Chuanjia Hall is named in honor of the late principal Zhao Chuanjia (1897–1993). It is customarily called the Front Hall due to its location on campus. The building accommodates classrooms for Grade 10, Plaza of Thinking, and several labs.

Haoxue & Lixing Halls 
The eight-storey tall building complex, Haoxue & Living Halls (Chinese: 好学力行楼), was completed in the late 20th century. It was originally painted in crimson to match Chuanjia Hall, but was refinished with grey cobblestones after the restoration in 2012.

The complex comprises two parts: Haoxue Hall (Chinese: 好学楼) and Lixing Hall(Chinese: 力行楼). The former accommodates classrooms for Grades 11 and 12 and the executive offices of the school. The latter hosts the Main Hall, science labs, and computer rooms. There is a rooftop garden on the complex. The building was colloquially called the Back Hall given its relative location on campus.

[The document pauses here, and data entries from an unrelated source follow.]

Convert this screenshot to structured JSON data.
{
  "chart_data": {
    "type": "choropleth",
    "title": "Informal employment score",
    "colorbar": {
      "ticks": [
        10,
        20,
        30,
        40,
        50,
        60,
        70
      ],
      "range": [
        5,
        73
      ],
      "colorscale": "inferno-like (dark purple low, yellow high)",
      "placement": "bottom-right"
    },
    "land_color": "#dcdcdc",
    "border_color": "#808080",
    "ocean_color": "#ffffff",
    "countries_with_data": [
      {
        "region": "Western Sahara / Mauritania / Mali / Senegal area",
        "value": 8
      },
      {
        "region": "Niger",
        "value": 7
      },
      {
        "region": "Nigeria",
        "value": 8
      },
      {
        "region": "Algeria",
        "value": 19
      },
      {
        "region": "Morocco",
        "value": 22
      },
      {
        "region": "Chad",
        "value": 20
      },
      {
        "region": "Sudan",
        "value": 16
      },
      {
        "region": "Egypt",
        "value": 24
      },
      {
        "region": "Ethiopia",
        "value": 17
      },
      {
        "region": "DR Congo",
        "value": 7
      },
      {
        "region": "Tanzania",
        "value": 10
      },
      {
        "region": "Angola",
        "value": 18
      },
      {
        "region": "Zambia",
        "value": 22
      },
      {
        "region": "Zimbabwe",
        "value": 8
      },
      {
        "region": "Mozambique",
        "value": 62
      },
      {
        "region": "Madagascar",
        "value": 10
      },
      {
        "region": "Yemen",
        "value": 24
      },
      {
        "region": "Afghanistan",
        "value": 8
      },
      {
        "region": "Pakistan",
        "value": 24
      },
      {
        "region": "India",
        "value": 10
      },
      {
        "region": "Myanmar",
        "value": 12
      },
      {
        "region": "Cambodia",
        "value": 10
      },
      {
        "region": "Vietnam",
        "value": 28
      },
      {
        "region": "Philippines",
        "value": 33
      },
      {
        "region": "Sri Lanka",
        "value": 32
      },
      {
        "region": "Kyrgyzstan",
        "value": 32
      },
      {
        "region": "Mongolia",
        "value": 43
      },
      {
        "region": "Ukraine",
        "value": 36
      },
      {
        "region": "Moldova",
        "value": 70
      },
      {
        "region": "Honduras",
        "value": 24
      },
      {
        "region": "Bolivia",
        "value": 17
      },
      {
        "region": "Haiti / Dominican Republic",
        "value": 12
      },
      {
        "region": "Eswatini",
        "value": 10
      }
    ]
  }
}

Arts & Humanities Complex 
Constructed in 2012, the Arts & Humanities Complex (Chinese: 人文艺术楼) is the newest structure on the campus. The complex has a similar color as the Doctrina et Labore Building since they were refurbished almost concurrently.

The Arts & Humanities Complex is now the supporting centre for Arts Faculty, and typically hosts performances, exhibitions, and school choir rehearsals. The music hall inside the complex is also used for Alumni Association meetings and student union sessions.

Second Hall 
Built in 1922, it is currently occupied by the Shixi Middle School, the junior division of Shixi school system. The building was designated an Excellent Historical Building (EHB) by the municipal government of Shanghai in 2015.

Other facilities 
Several auxiliary facilities are located on campus, including an underground café, a sports centre (with basketball field and gymnasium), and a swimming pool. Faculty members dine in a separate public canteen next to Chuanjia Hall.

The International Division is located in the north part of the campus, with a dedicated complex of buildings.

Although Shixi High School is technically not a boarding school, a small number of students do reside at the school and are accommodated by a dormitory outside the main campus.

School publications 
Shanghai Shixi High School issues its newspaper, Flying Shixi (Chinese: 飞翔市西) periodically, a journal that is edited and printed by the Newspaper Club and occasionally opens a column to public contribution. The reports and editorials focus primarily on the ongoing events taking place within a month to its publication, and those who contribute to the paper usually write on various campus or personal issues and remarks. The newspaper is supervised by the Committee Secretary of the school.

Along with the newspaper, the Literature Club also publicize a magazine named Frost (Chinese: 携霜),but was suspended due for unknown reasons after its debut issue.

Principals  
Shanghai Shixi High School has gone through six terms of administration. Zhao Chuanjia, the first principal of the school, also served as the Chancellor of the school from 1984 to 1993, a title that has remained vacant since.